A commentary Platt coauthored in the UK medical journal The Lancet shows that, in many countries, demand for shelter and supported housing among sex workers has increased after sex work venues shut down, making it harder for sex workers to pay their rents. The stigma associated with sex work – often framed as a vector of disease – has intensified with the pandemic, and made the situation worse. “There have been reports of repressive policing towards sex workers, who have been thrown out of housing when sex work venues have been shut,” Platt says.
This lack of government support is mirrored in most countries around the world. In Georgia, for instance, sex workers do not have access to financial aid and there is growing homelessness. In Russia, homelessness among sex workers is rising, especially within the trans sex worker community, and police raids are becoming more frequent. In the US, financial schemes like rent relief, utility payment abatements, or unemployment checks require proof of employment, which sex workers cannot proffer. The UN Aids department points out that even in places like Germany, where sex work is legalised to some degree, sex workers have been offered nothing.

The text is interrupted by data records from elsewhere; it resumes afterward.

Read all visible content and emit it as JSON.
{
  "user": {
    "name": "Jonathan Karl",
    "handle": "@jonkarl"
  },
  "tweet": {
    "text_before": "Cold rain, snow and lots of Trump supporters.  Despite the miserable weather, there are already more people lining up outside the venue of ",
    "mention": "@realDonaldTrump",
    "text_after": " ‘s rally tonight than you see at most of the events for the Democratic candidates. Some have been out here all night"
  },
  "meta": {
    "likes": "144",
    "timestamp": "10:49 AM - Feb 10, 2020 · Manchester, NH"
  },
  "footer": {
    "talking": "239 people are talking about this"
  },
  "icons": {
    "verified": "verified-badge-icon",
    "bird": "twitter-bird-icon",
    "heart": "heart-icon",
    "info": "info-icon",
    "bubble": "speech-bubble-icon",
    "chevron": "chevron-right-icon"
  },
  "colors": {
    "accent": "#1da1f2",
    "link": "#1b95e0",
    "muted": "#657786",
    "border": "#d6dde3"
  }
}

Currently, the only country with any support available is New Zealand, where sex work was decriminalised in 2003. Though the scheme hasn’t included sex workers with illegal residency status, sex workers have been able to access wage benefits and other relief and support protections like other workers, and come forward to claim support without fear of prosecution or discrimination.
“That’s an enormous difference from here,” says Adams. “Other countries like Thailand and Bangladesh and Japan, have included sex workers in some of the relief packages – it’s a bit arbitrary and hasn’t removed any of the criminality or stigma – but it’s much better than here where we’ve got nothing.”
The UK does not necessarily need to look overseas to find better ways of handling the issue: it could simply turn to an old British law. “During a series of murders in Ipswich in 2006, where the imperative was to enable women to get off the street, the government provided immediate cash payments and a whole raft of other supports,” says Adams. “And women were able to stop working for a limited period while that support was in place.”
The study in The Lancet also suggests the concession of financial benefits and social protection for all sex workers including migrants with illegal or uncertain residency status, immediate cessation of arrests, raids, and prosecutions for sex work and minor drug-related offences, and Covid-19 testing and contact tracing among sex workers and marginalised group. “Sex workers need to be given the same social protection schemes as other small businesses or independent employees,” says Platt.
Right now, the only support has come from sex worker organisations. The Sex Workers Advocacy and Resistance Movement has launched a hardship fund. Umbrella Lane, a sex worker support project in Glasgow, is collecting funds through their emergency fund, and the Scottish government said more than £61,000 will be allocated to nine organisations across the country. “There’s been cuts to sex worker services over the last 12 years, so these organisations were already operating a significantly reduced new service,” says Platt.
But wholesale change is needed. “You have to face the fact that prostitution isn’t fuelled by men’s desires for sex, but by women’s needs for money,” says Adams. “You need to address women’s situations.”